I’m no longer a Christian, but I cannot escape the moral guideposts that shaped me growing up. Perhaps in some ways, I remain a (small-m) methodist, if not a believer. And as an outsider feeling a certain primal protective impulse for the church, the central choice to me seems to be between a traditional adherence to method and a radical compassion. When I was a teen pouring over my Bible, what I found was a story about arms-flung-wide love and a figure who bucked those in power. As Thompson Tweedy reminded me, the New Testament says a lot about wealth and power, those who use religious authority to marginalize people, and very little about homosexuality. Jesus was far more concerned with justice, with reaching out to the outcast, she said. As I see it, Christ’s message is one that sends you outward in love. How could the traditionalists, who study Scripture so closely, not uphold this as the most fundamental moral imperative?
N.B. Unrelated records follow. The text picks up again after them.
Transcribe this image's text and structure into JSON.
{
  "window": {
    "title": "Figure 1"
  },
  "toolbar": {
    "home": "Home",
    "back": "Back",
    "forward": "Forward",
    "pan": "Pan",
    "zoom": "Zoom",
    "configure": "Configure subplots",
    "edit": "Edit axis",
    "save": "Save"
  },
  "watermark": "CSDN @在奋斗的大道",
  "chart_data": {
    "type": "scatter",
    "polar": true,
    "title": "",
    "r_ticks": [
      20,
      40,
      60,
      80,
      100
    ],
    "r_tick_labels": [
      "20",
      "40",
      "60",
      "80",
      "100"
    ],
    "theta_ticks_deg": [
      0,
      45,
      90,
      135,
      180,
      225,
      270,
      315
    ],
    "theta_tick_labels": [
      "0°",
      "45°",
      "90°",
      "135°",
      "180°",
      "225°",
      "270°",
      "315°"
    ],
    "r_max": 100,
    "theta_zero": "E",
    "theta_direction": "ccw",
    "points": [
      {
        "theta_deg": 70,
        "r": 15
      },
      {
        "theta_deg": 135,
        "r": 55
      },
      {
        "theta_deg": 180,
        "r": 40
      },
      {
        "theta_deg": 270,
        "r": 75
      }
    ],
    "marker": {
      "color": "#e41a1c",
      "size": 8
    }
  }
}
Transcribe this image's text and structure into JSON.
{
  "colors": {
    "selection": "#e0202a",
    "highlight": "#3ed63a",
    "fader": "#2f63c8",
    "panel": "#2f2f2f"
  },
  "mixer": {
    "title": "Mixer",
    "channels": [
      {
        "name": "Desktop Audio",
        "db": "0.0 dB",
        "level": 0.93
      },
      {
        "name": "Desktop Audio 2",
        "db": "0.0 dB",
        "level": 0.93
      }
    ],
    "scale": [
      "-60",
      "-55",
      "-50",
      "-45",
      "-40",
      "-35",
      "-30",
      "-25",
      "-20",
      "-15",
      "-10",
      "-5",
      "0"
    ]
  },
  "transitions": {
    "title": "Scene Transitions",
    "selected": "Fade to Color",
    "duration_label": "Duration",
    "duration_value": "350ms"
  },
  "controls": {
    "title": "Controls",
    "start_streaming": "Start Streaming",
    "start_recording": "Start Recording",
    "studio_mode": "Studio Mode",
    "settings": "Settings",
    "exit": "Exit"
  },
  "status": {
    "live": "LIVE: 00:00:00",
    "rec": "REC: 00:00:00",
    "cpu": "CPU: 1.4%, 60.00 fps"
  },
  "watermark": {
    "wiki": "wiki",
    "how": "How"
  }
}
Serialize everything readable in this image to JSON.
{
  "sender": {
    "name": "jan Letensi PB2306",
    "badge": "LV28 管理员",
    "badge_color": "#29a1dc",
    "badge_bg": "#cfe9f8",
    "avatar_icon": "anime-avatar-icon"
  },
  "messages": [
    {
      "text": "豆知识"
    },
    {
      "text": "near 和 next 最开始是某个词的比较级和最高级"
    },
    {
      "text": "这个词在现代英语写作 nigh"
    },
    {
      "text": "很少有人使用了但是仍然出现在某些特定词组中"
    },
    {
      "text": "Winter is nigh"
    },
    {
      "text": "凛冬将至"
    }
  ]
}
For help understanding, I called up the Rev. Derek Kubilus, someone I remembered from church camp. I wanted to hear from someone who wasn’t deeply embedded in either movement. “Identity is so key,” he said. He wasn’t talking about sexual identity, but church identity.

“Megachurches want to continue to be megachurches, and part of that means being tied to this conservative, evangelical mindset. And I think part of the reason why they have pushed for schism right now is because they understand that in time, the issue will fall for them. Eventually, the liberals will win, just because society is changing.”

His sonorous voice hadn’t changed since church camp, but we’ve both aged a bit. “I’m 31,” he said. “My generation of pastors is almost unanimous in its support of gay marriage. … We’re one generation, one group of retirements away from changing it.”

It seems somehow not enough to wait for a bunch of old ideas to die in order for a church to live. But Kubilus, echoing Wesley, reminded me of what makes Methodism special: “There are very serious things that we disagree on, but we still eat the same bread. We still drink from the same cup.” There is something radical about people coming together each week despite major differences of opinion and still calling one another brother and sister. Schism threatens that.

I spent years mourning the loss of my faith, that church with its bread, its cup. I no longer believe in God or the church’s theology, but for those who do, I’ve tasted what schism could mean. They’ll give up communion; their church covenant will be torn asunder. They’ll see a final, antediluvian wave of prejudice crashing against a church built on reason and love. If I were the praying sort, I’d pray those who still believe would stand together, a great rock in a storm. I’d pray that hate would wash away—not in congregants lost, churches broken—but hearts changed. I’d pray that unity could transform. Now that, quite rightly, would be some kind of miracle.